Тут Хуттер назвал город. Город был бесславный. И театр. Театр был прямо поганый, об этом театре Юрий сроду не слышал доброго слова. И то и другое он немедленно изложил вслух.

– За прошлое не отвечаю, – сказал Хуттер. – Меня там до сего времени не было.

– Люблю скромных, – сказал Юрий. И согласился. Только еще счел нужным сказать: – Между прочим, у меня спецобразования нет.

– Отлично, – сказал Хуттер. – Зато у меня два института. Один уступаю, пожалуйста.

Шесть лет они там проработали. Тот театр Хуттер действительно вытащил. А потом перебрался сюда – помасштабнее и к центрам поближе. И Юрий за ним перебрался. Хоть были у него основания сюда не рваться. Или, наоборот, мчаться сюда сломя голову. Но это уже другой разговор, вполне личный.

«Мне что в тебе больше всего понравилось? – любил вспоминать первую встречу Хуттер. – Как ты текст с отвращением произносишь! Он, главное, твой, ты же в нем органично, другого тебе не дано. Но с каким великолепным отвращением! Как, знаешь, бывает: да, признаю – паскуда я, бяка! А себя – бяку, паскуду – люблю и ни на кого не променяю! Такое было в тебе самовлюбленное отвращение…»

Текст, верно, был скверный, сейчас зубы сводит, как вспомнишь.

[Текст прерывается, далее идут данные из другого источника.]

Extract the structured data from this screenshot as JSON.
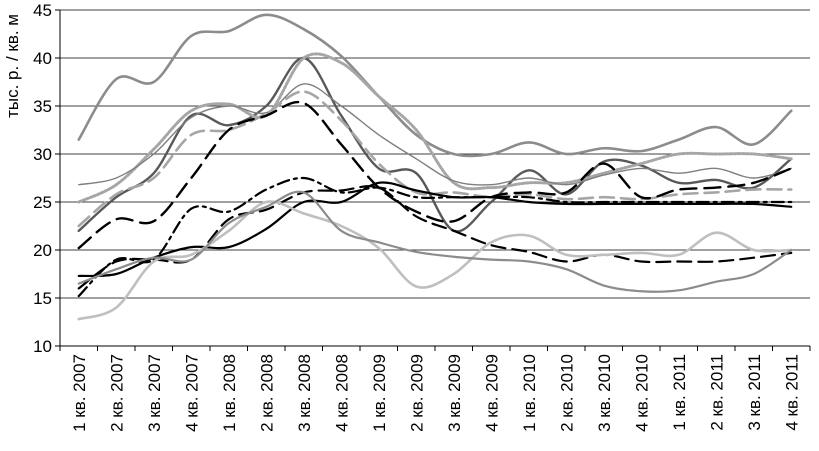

А внутренне оправдать надо любой текст, иначе попросту не сыграть. Любой текст, любую роль, любую пьесу, если уж за нее взялся. Вот именно, «самовлюбленное отвращение», все точно.

– Нам с тобой, слава богу, есть что вспомнить, – весело сказал Хуттер. И даже легонько толканул Юрия локтем, не толканул – понимающе тронул, как в лучшие времена. Сейчас это был почти запрещенный прием. Этим он все испортил.

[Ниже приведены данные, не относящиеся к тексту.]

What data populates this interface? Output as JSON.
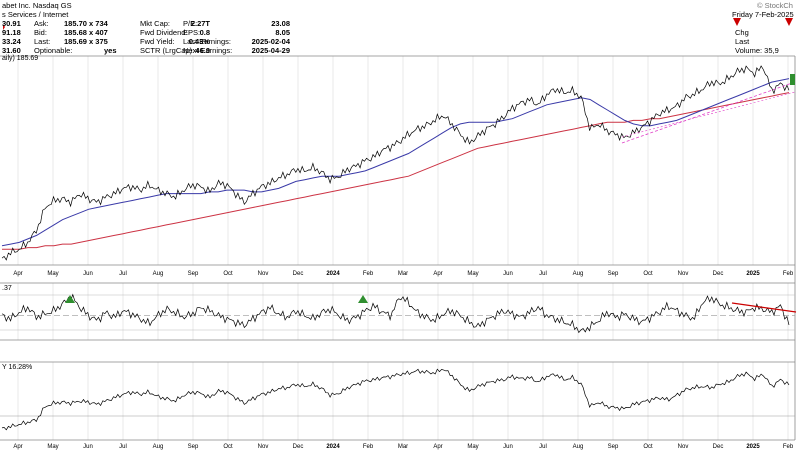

– Есть, – согласился Юрий. – Только не слишком ли много у нас набралось общих воспоминаний? Как у стариков. Не слишком ли мы им предаемся?

– Как прикажете понимать? – насторожился Хуттер.

– Никак, конечно, – вяло улыбнулся Юрий.

– Тише, – попросила Наташа. – Кажется, нечто новое…

Сбоева как раз предоставила слово дорогой гостье, доценту пединститута, завкафедрой педагогики.

Доцент оказалась пожилой, очень свежей женщиной. Из тех, что набирают красоту к старости. Бывают такие удивительные женские лица с правильными в старости и одухотворенными чертами, о которых невольно думаешь: «Вот была когда-то красавица», но сверстники помнят их невыразительными дурнушками. Эти женщины любят говорить о быстротечности молодости, и в них чувствуется редкое наслаждение своей осенью.

Доцент красиво объяснила залу, не забывая и президиум, почему звание «слабый пол» никого не роняет, а наоборот…

– Вспотел, кивая, – шепнул смешливый Хуттер.

Когда доцент заговорила о «девичьей гордости»,

у нее вдруг сделалось такое гордое выражение, что оно само по себе уже служило лучшей иллюстрацией к тезису.

Меньше всего Юрий думал, что его доконает доцент.

– Каждой девушке свойственно стараться быть красивой, и сейчас, в этом зале, я вижу эти ваши стремления, – тут она тонко, с высшим пониманием улыбнулась. – Не всегда удачные, но во всяком случае – искренние…

Юрий вздрогнул и опустил глаза, чувствуя, как щека у него постепенно вспухает от этой пощечины, рассчитанной всему залу.

Парни в рядах сдавленно гмыкнули и закосили мимо девчонок. И заерзали, одолевая вдруг подступившую к горлу неловкость. Не понимая, откуда она. В молодости вообще трудно объясняется ощущение внутренней неловкости, а испытывается – мучительно и часто.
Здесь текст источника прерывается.